“Before we continue I’d like to apologize to anyone who might be upset or offended by what you saw before the break. It’s not every day you see a demonic possession on live television.”
Not the most typical sentence you’d expect to hear from a late night host, but such is the statement made by Jack Delroy (David Dastmalchian, the perennial support player seizing leading man territory here) following an interview with a supposedly possessed teenage girl, Lilly (Ingrid Torelli), during a Halloween-themed segment on his late night program, Night Owls with Jack Delroy.
Taking the “found footage” subsect of the horror genre and giving it a healthy twist as to not fall too heavily on expected tropes, Australian filmmaking duo Colin Cairnes and Cameron Cairnes have occasionally nasty, always unbridled fun with Late Night With the Devil, flipping between “actual” footage of a supposed lost episode of the created show and the behind the scenes scramble as to how it was put together and ultimately fell apart.

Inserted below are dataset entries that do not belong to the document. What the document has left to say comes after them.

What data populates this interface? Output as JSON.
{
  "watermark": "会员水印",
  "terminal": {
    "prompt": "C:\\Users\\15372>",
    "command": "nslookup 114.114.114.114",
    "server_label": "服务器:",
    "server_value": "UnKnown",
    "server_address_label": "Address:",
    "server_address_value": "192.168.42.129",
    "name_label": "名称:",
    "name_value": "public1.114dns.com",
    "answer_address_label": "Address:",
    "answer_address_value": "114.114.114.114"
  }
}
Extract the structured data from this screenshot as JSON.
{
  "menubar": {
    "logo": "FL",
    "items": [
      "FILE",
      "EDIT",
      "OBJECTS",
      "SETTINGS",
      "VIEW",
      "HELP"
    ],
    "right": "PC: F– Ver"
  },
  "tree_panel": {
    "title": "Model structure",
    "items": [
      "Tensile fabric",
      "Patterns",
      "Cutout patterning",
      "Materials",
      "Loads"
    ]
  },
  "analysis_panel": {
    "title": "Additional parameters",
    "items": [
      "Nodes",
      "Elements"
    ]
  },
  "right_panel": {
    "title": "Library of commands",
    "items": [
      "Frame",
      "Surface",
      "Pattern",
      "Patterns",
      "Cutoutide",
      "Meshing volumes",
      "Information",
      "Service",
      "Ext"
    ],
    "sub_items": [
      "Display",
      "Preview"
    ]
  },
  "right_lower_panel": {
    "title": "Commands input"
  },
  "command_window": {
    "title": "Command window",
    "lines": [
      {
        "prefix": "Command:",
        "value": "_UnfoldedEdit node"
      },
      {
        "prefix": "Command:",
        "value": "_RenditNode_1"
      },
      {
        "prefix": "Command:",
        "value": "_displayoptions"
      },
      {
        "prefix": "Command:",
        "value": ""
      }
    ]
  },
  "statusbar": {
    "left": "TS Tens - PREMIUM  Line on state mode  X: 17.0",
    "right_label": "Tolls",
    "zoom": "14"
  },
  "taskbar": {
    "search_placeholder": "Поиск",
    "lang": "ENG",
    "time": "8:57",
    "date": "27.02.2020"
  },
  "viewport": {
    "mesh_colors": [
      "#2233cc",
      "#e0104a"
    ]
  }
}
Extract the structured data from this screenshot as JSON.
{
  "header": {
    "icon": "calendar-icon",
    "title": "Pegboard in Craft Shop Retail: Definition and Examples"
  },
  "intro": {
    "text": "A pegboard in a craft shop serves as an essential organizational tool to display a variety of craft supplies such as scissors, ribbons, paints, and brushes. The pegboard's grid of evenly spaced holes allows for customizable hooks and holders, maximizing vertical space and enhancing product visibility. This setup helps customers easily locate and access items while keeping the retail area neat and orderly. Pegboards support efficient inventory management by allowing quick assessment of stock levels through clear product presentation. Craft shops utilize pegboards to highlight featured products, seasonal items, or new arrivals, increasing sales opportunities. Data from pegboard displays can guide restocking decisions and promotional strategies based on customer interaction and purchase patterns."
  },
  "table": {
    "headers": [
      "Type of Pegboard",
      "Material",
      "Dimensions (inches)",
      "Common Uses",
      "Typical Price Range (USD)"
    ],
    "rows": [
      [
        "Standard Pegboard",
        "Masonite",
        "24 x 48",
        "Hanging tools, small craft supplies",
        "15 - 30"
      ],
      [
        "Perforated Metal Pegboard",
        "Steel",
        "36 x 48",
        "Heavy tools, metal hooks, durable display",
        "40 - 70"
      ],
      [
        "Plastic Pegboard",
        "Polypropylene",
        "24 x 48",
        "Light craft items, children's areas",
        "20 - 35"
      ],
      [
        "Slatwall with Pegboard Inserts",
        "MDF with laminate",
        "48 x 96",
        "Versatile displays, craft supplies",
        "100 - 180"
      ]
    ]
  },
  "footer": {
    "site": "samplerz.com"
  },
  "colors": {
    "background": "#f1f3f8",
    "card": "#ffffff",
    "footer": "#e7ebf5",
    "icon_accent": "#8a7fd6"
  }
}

Whilst the notion that a late night talk show host would converse with a victim of apparent possession may seem bizarre, it’s all tactical, with the show in question – successful it may be – constantly lagging behind the juggernaut that is The Tonight Show with Johnny Carson. Delroy’s desperate enough to try whatever he can to lure audiences in, so why not converse with the devil during the prime Halloween period? Seems fool-proof.
After a 20/20-style cold opening describes the bizarre events that were to unfold during Delroy’s fateful show, Late Night With the Devil ultimately plays out in (mostly) real time. Given its 1970’s setting, the satanic panic thematic the film caters to makes perfect sense, but believing that everything on hand will still be as calculated as possible, Delroy and his bantering sidekick, Gus (Rhys Auteri), assure the live audience that nothing will go wrong, but it will be a night to remember all the same.
Psychics and skeptics take to the stage in manners that play into the controlled nature of the show – psychic Christou (Fayssal Bazzi) seems to stumble luckily onto certain names believed to be “crossed over” connections to audience members – but it’s through the introduction of the aforementioned Lilly that the evening takes a turn for the worse; although Christou projectile vomiting strange substances doesn’t help keep the growingly concerned audience stay calm.
Lilly seemingly always looking for the right camera to stare down suggests an air of theatricality, but her unsettling nature (and soul-sucking gaze to us as an audience) leads to the film veering into truly horrific territory. The Cairnes brothers indulge in the exaggerated nature of possession-themed horror films, but manage to always stay somehow grounded, with Dastmalchian selling the terror to us as an audience. The chameleon-like performer has all the showman cockiness of what it is to embody a late night performer, but as his own desperation takes hold, the film leans into the danger of what’s taking place on screen, and that it’s never a guaranteed if what we’re watching is all for show or genuine satanic behaviour.
A love letter to the period of the 1970’s, Late Night With the Devil enjoys melding the modern sensibilities of the found footage genre with the bold mentality of horror movies gone by.
FOUR STARS (OUT OF FIVE)
Late Night With the Devil is screening as part of this year’s Brisbane International Film Festival, running between October 26th and November 5th, 2023.
Late Night With the Devil was originally reviewed as part of this year’s SXSW Film & TV Festival, Sydney Film Festival and Melbourne International Film Festival coverage.